I made cupcakes this past rainy Sunday: vanilla cake with vanilla buttercream frosting and strawberry jelly filling topped with sparkle sugar. Feeling fairly proud of my effort, I posted a couple of photos to Instagram. A former coworker commented that she missed me & my delicious treats. Not wanting to keep ALL the cupcakes for myself and my expanding waistline, I decided to drop off extra cupcakes for some of my favorite former coworkers.
When I went back to visit my former employer, west elm, yesterday it felt like going home in a good, familiar, welcoming way. I won't lie. I miss it. I miss the physical space that is west elm Austin. I miss the energy and familiarity of my former coworkers and of the store in general. After working for eight months at a different retailer (hereafter known as Employer B) that was an awful fit for my personality and personal style, in a drab poorly-lit space with ugly fixtures, inconveniently located at the corner of Urinestink Avenue and Noparking Street; going back to visit west elm provided a stark and refreshing contrast. From pulling into the designated, clean, security-patrolled, free parking garage adjacent to west elm, to basking in the abundant natural light in the store with modern fixtures and wish-list-worthy merchandise, the store greeter had me at "hello".
When I worked at west elm, I was infamous for bringing baked treats to share with happy, hungry and appreciative coworkers. When I worked at Employer B, I brought homemade treats only once. One coworker said she was mad at me for trying to make her fat. I'm afraid she was less then half-joking and more than half-mad. (Also, she was not fat at all.) Another coworker pointed out one cookie (out of thirty-six cookies) that looked slightly burnt on one bottom edge, then after the cookies sat for two days, the majority uneaten, he said that the cookies were stale from the moment I brought them to share. (The cookies were freshly baked the evening before I brought them and not stale upon arrival.) Another coworker said I must have hosted a party where I originally served the cookies and not invited him. He started demanding to know if anyone else went to this imaginary party. (When I hosted a real party at a later date, he was not invited.)

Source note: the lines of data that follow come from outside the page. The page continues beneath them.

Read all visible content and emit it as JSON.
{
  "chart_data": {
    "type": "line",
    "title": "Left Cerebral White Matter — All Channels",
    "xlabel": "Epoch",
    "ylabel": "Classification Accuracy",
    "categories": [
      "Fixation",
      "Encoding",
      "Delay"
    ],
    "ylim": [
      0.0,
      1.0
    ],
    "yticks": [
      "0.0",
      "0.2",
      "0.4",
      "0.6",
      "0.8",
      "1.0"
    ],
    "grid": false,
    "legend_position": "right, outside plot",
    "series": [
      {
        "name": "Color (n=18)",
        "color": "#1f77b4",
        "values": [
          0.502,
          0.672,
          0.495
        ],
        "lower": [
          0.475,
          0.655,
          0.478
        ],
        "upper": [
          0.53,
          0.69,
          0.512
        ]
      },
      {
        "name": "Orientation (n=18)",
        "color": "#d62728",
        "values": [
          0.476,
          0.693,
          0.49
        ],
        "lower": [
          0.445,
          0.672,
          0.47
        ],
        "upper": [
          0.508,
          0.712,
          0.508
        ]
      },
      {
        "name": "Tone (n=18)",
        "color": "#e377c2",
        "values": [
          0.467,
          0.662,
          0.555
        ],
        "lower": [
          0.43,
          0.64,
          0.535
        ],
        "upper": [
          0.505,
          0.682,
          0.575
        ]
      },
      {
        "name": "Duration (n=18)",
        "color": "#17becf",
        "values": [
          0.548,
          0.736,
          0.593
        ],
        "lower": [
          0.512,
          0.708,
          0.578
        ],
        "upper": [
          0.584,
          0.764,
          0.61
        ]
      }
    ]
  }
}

I relay these contrasts not to say that west elm is, or was, a perfect or even near-perfect employer. A friend who has worked there for over three years still cannot get the full-time hours with benefits she desperately wants. Another friend gave me the I-can't-say-what-I'm-really-thinking eyes when she mentioned recent staff turnover. I remember the crazy 3:00 AM to 8:00 AM shifts that led me to seriously seek employment elsewhere. I remember the on-call employment situation that made budgeting my time and my expected income difficult. I remember that one work-bully at west elm whose controlling actions now seem so mild in comparison to the work-bully I encountered at Employer B. (I called it quits at Employer B for a number of reasons: one being the presence of a work-bully on the tiny staff. This work-bully waged psychological battles bent on mutually assured destruction. The second I figured out that seemingly innocent conversations with work-bully would end in hurtful gossip, mean-spirited innuendo and outright lies, I disengaged as much as possible.)
When a west elm manager brightly enquired yesterday if I wanted to work there again, I suppressed the impulse to look deep into her eyes and exclaim too loudly, "Yes, please!" Instead, I took a breath and told her I might want to come back part-time in the fall when I go back to school. And in that moment, I sincerely meant it. When mid-August rolls around and my travel calendar calms, I may still mean it. Also, my poor feet may be healed enough to withstand working retail again at that point.